Sequential changes in DNA methylation patterns of the rat phosphoenolpyruvate carboxykinase gene during development.

N Benvenisty, D Mencher, O Meyuhas, A Razin, L Reshef
PMCID: PMC397018  PMID: 2578665

Abstract

The cytosolic phosphenolpyruvate carboxykinase [PEPCK; GTP:oxaloacetate carboxy-lyase (transphosphorylating), EC 4.1.1.32] gene was isolated from a rat genomic library, and a map of the methylatable sites C-C-G-G and G-C-G-C has been constructed. The extent of methylation of 18 sites in the PEPCK gene in adult liver, kidney, spleen, and heart muscle and in fetal liver has been analyzed using the 5-methylcytosine sensitive enzymes Hpa II and Hha I. This analysis revealed extensive undermethylation of the PEPCK gene in the adult liver and kidney (PEPCK-expressing tissue), whereas the gene in adult spleen and heart muscle as well as in fetal liver (PEPCK-nonexpressing tissues) was heavily methylated.
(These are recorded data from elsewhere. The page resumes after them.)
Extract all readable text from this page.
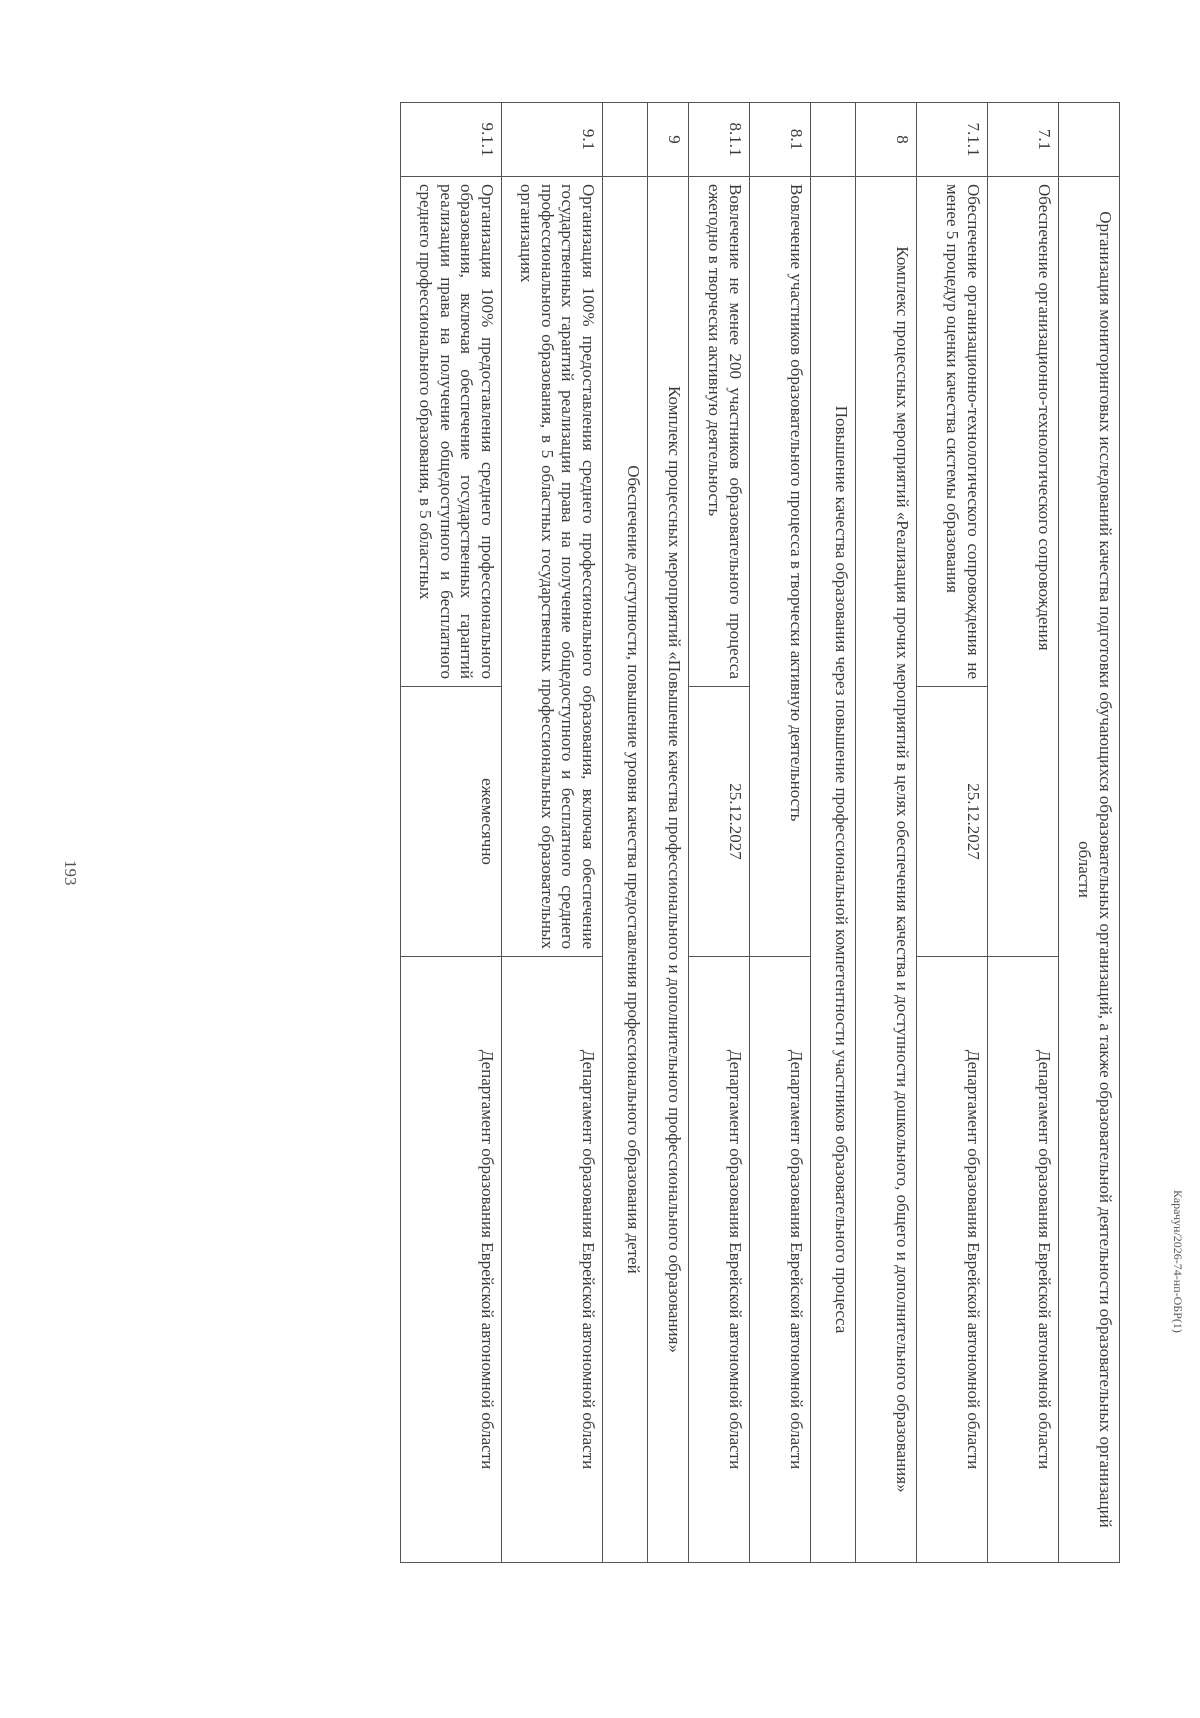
193
		Организация мониторинговых исследований качества подготовки обучающихся образовательных организаций, а также образовательной деятельности образовательных организаций области		
7.1	Обеспечение организационно-технологического сопровождения		Департамент образования Еврейской автономной области
7.1.1	Обеспечение организационно-технологического сопровождения не менее 5 процедур оценки качества системы образования	25.12.2027	Департамент образования Еврейской автономной области
8	Комплекс процессных мероприятий «Реализация прочих мероприятий в целях обеспечения качества и доступности дошкольного, общего и дополнительного образования»		
	Повышение качества образования через повышение профессиональной компетентности участников образовательного процесса		
8.1	Вовлечение участников образовательного процесса в творчески активную деятельность		Департамент образования Еврейской автономной области
8.1.1	Вовлечение не менее 200 участников образовательного процесса ежегодно в творчески активную деятельность	25.12.2027	Департамент образования Еврейской автономной области
9	Комплекс процессных мероприятий «Повышение качества профессионального и дополнительного профессионального образования»		
	Обеспечение доступности, повышение уровня качества предоставления профессионального образования детей		
9.1	Организация 100% предоставления среднего профессионального образования, включая обеспечение государственных гарантий реализации права на получение общедоступного и бесплатного среднего профессионального образования, в 5 областных государственных профессиональных образовательных организациях		Департамент образования Еврейской автономной области
9.1.1	Организация 100% предоставления среднего профессионального образования, включая обеспечение государственных гарантий реализации права на получение общедоступного и бесплатного среднего профессионального образования, в 5 областных	ежемесячно	Департамент образования Еврейской автономной области	Карачун/2026-74-нп-ОБР(1)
However, unlike the gene in the adult nonexpressing tissues, a region in the middle of the gene was found to be partially hypomethylated in fetal liver. This hypomethylation correlates with the competence of the fetal liver gene to be expressed. Treatment of fetuses by in utero injection of 5-azacytidine causes a hypomethylation-associated activation of the PEPCK gene. Taken together, the present findings suggest a sequential loss of methyl groups during development. When related to PEPCK gene expression, the sequential loss of methyl groups demonstrates an early stage prior to transcription characterized by hypomethylation of discrete sites and a later developmental hypomethylation of all sites associated with the mature active PEPCK gene around the time of birth.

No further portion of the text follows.